Comment la division des Français sert les multimilliardaires.

Cette division est une aubaine pour les multimilliardaires. Pendant que les ouvriers s’écharpent sur l’identité, Total, LVMH, et Amazon engrangent des profits. Louboutin, valorisé à 2 milliards d’euros, se paye Traoré pour une campagne « solidaire », tandis que les ouvriers galèrent à 1 200 € par mois. Les médias, complices, taisent leur misère pour glorifier les « minorités invisibles » et culpabiliser les « beaufs ». Une société au bord de l’implosion. Cette opposition entre la majorité invisible et les minorités médiatisées fracture la France. Abandonnés par une gauche bourgeoise, les ouvriers se tournent vers le RN, non par idéologie, mais parce qu’il parle chômage, taxes, mépris, quand LFI les juge. « C’est leur faute, et c’est ce qu’ils veulent », accuse notre ouvrier. Les médias et LFI, en les traitant de « fachos », les divisent irrémédiablement. Le patronat jubile. Les multimilliardaires prospèrent sur une classe ouvrière éclatée, où français blancs, noirs, arabes s’opposent au lieu de s’unir contre l’exploitation. Les Gilets jaunes ont montré qu’une autre voie était possible : une révolte unitaire, où la solidarité l’emportait. Mais cette unité fut brisée par les accusations de « facho », comme Marchais en 1980. Pour l’unité prolétarienne, la lutte des classes n’est pas un débat moral, mais un combat mortel. Les ouvriers d’usines, ne mendient pas : ils se battent pour leur dignité. Leur internationalisme, c’est la solidarité sur place – cités, chantiers, ronds-points – et l’aide aux camarades à l’étranger, pas une concurrence importée par le patronat. La majorité invisible doit se lever, reprendre les ronds-points, bloquer les usines, briser les divisions bourgeoises – Dray, Mélenchon, Traoré, médias. Elle doit reprendre la parole, montrer sa misère cachée, ses souffrances ignorées. Les ouvriers ne sont ni « fachos » ni « beaufs », mais la force vive de la France. Face aux multimilliardaires, leur unité est une arme. Comme le dit notre ouvrier, qui voit loin : « On lutte pour le panier de la ménagère, mais au final , on lutte pour recouvrer, tous ensemble, dignité et liberté ! »

 



9 réactions


  • Gégène Gégène 2 juillet 2025 08:21

    « Prolétaire », c’est quand même moins parlant que « gueux » . . .
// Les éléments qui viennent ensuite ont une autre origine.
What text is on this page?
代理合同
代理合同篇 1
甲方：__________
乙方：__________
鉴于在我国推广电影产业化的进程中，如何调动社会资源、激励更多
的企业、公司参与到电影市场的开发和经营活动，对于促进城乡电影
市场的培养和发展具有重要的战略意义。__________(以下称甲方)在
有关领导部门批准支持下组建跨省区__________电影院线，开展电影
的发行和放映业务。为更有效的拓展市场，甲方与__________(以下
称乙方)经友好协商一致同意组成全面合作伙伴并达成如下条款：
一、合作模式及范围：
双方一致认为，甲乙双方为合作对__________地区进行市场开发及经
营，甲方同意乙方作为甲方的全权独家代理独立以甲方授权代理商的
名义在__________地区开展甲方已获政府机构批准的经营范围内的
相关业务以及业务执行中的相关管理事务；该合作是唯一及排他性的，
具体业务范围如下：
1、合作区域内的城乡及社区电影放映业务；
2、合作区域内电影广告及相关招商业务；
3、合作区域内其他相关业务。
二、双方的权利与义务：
  • Étirév 2 juillet 2025 11:35

    Selon Philip K. Dick, ce sont les gens simples qui s’opposeront au pouvoir fou : « Les gens ne peuvent pas vivre de cette manière, ébranlés par les puissances politiques et économiques. Un jour il y aura la résistance. Une résistance forte et désespérée. Et pas des hommes forts et puissants mais des petites gens, des chauffeurs de bus, des épiciers, des laveurs de vitres, des serveurs, … »
    Rappelons néanmoins ceci : Par les révoltes et les massacres on n’arrive jamais à quoi que ce soit. Très peu de temps après, c’est encore pire. Après chaque révolution, ce sont les mêmes désordres, les mêmes malhonnêtetés, les mêmes gaspillages, les mêmes injustices… Les victimes et les bourreaux ont changé de camp, mais il y a toujours des victimes et des bourreaux. Alors où est le progrès ?
    Ce ne sont pas les transformations extérieures qui produiront les véritables améliorations. C’est la mentalité humaine qu’on doit changer, c’est là, surtout, qu’il faut faire la révolution.
    NB : Dans le Livre de Tobie, L’Ange incognito qui va servir de guide, de « Compagnon de route », à Tobie dit qu’il se nomme Azarias ; ce nom formé sur le terme hébreu « ezer », qui signifie « aide », est aussi employé dans la Genèse pour désigner la femme que le créateur donne comme « aide » à Adam. C’est le secours prodigieux que Dieu propose à l’homme seul ou en détresse afin de le relever.
    Le vilain crapaud ne devient-il pas le beau prince lorsque la princesse l’embras(s)e ?
    Embras(s)ement !


  • Octave Lebel Octave Lebel 2 juillet 2025 11:47

    Tout ça pour régulièrement, comme le coucou d’une horloge, nous gratifiait de :

    « Abandonnés par une gauche bourgeoise, les ouvriers se tournent vers le RN, non par idéologie, mais parce qu’il parle chômage, taxes, mépris, quand LFI les juge. .........Les Gilets jaunes ont montré qu’une autre voie était possible : une révolte unitaire, où la solidarité l’emportait. »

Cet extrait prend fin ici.